Having worked together on Laura–Mary’s forthcoming solo mini-album Town Called Nothing and restless from the lack of touring, the duo started jamming out in rehearsal rooms, which led to the light-speed writing, recording and release of the impossibly-titled Ø EP in the summer of 2021. Which concluded what the band call an “off year.”
And that brings us back to Ghosts on Tape. It appears that like David Lynch’s Lost Highway, nothing is linear in the world of Blood Red Shoes. Written and recorded before their most recent EP, Ghosts On Tape is a huge jump into new terrain for the band. Musically and emotionally their most mature work, it is a complex, imaginative, and very gothic development on their sound. Musically, it leaves almost no trace of their former selves.

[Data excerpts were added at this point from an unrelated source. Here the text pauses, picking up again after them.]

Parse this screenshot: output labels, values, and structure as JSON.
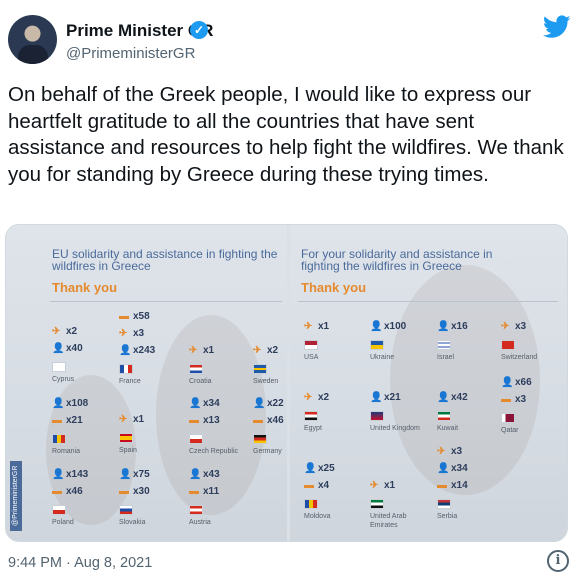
{
  "author": {
    "name": "Prime Minister GR",
    "handle": "@PrimeministerGR",
    "verified_icon": "✓"
  },
  "tweet_text": "On behalf of the Greek people, I would like to express our heartfelt gratitude to all the countries that have sent assistance and resources to help fight the wildfires. We thank you for standing by Greece during these trying times.",
  "media": {
    "left": {
      "title": "EU solidarity and assistance in fighting the wildfires in Greece",
      "thanks": "Thank you",
      "side_tag": "@PrimeministerGR",
      "countries": [
        {
          "name": "Cyprus",
          "assets": [
            {
              "icon": "plane",
              "count": "x2"
            },
            {
              "icon": "person",
              "count": "x40"
            }
          ]
        },
        {
          "name": "France",
          "assets": [
            {
              "icon": "truck",
              "count": "x58"
            },
            {
              "icon": "plane",
              "count": "x3"
            },
            {
              "icon": "person",
              "count": "x243"
            }
          ]
        },
        {
          "name": "Croatia",
          "assets": [
            {
              "icon": "plane",
              "count": "x1"
            }
          ]
        },
        {
          "name": "Sweden",
          "assets": [
            {
              "icon": "plane",
              "count": "x2"
            }
          ]
        },
        {
          "name": "Romania",
          "assets": [
            {
              "icon": "person",
              "count": "x108"
            },
            {
              "icon": "truck",
              "count": "x21"
            }
          ]
        },
        {
          "name": "Spain",
          "assets": [
            {
              "icon": "plane",
              "count": "x1"
            }
          ]
        },
        {
          "name": "Czech Republic",
          "assets": [
            {
              "icon": "person",
              "count": "x34"
            },
            {
              "icon": "truck",
              "count": "x13"
            }
          ]
        },
        {
          "name": "Germany",
          "assets": [
            {
              "icon": "person",
              "count": "x22"
            },
            {
              "icon": "truck",
              "count": "x46"
            }
          ]
        },
        {
          "name": "Poland",
          "assets": [
            {
              "icon": "person",
              "count": "x143"
            },
            {
              "icon": "truck",
              "count": "x46"
            }
          ]
        },
        {
          "name": "Slovakia",
          "assets": [
            {
              "icon": "person",
              "count": "x75"
            },
            {
              "icon": "truck",
              "count": "x30"
            }
          ]
        },
        {
          "name": "Austria",
          "assets": [
            {
              "icon": "person",
              "count": "x43"
            },
            {
              "icon": "truck",
              "count": "x11"
            }
          ]
        }
      ]
    },
    "right": {
      "title": "For your solidarity and assistance in fighting the wildfires in Greece",
      "thanks": "Thank you",
      "countries": [
        {
          "name": "USA",
          "assets": [
            {
              "icon": "plane",
              "count": "x1"
            }
          ]
        },
        {
          "name": "Ukraine",
          "assets": [
            {
              "icon": "person",
              "count": "x100"
            }
          ]
        },
        {
          "name": "Israel",
          "assets": [
            {
              "icon": "person",
              "count": "x16"
            }
          ]
        },
        {
          "name": "Switzerland",
          "assets": [
            {
              "icon": "heli",
              "count": "x3"
            }
          ]
        },
        {
          "name": "Egypt",
          "assets": [
            {
              "icon": "heli",
              "count": "x2"
            }
          ]
        },
        {
          "name": "United Kingdom",
          "assets": [
            {
              "icon": "person",
              "count": "x21"
            }
          ]
        },
        {
          "name": "Kuwait",
          "assets": [
            {
              "icon": "person",
              "count": "x42"
            }
          ]
        },
        {
          "name": "Qatar",
          "assets": [
            {
              "icon": "person",
              "count": "x66"
            },
            {
              "icon": "truck",
              "count": "x3"
            }
          ]
        },
        {
          "name": "Moldova",
          "assets": [
            {
              "icon": "person",
              "count": "x25"
            },
            {
              "icon": "truck",
              "count": "x4"
            }
          ]
        },
        {
          "name": "United Arab Emirates",
          "assets": [
            {
              "icon": "plane",
              "count": "x1"
            }
          ]
        },
        {
          "name": "Serbia",
          "assets": [
            {
              "icon": "heli",
              "count": "x3"
            },
            {
              "icon": "person",
              "count": "x34"
            },
            {
              "icon": "truck",
              "count": "x14"
            }
          ]
        }
      ]
    }
  },
  "timestamp": "9:44 PM · Aug 8, 2021",
  "info_icon": "i",
  "colors": {
    "twitter_blue": "#1d9bf0",
    "accent_orange": "#e58a2e",
    "navy_text": "#2d3d5c",
    "title_blue": "#4a6a9a"
  },
  "icons": {
    "plane": "✈",
    "person": "👤",
    "truck": "▬",
    "heli": "✈"
  }
}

“We’ve always been outsiders right from the very beginning,” says Steven. “This album is really about us asserting ourselves as our own little island. We have made an entire career out of being told what we are not, of being rejected, of not fitting in, and this album is us deliberately pushing into all of our strangeness, emphasising all of the things that make us different.”
Obsessed by true crime and murder podcasts, many songs on the record are told in character and explore the dark psyche of those at the pinnacle of outsiderdom: Serial killers. Ghosts on Tape paints a picture of a dark and unsettling world. It is the sound of a unified and confident duo who know exactly who they are, even if the wider world doesn’t really get it. The sound of two people who have spent their entire adult lives making music together and who, more than ever, are finding new pathways for their creativity.
“Ultimately this album is an invitation,” explains Steven. “It’s us saying, this is our world, these are our darkest thoughts and feelings — our ghosts — caught on tape. You are welcome to join us. Come and embrace the strange.”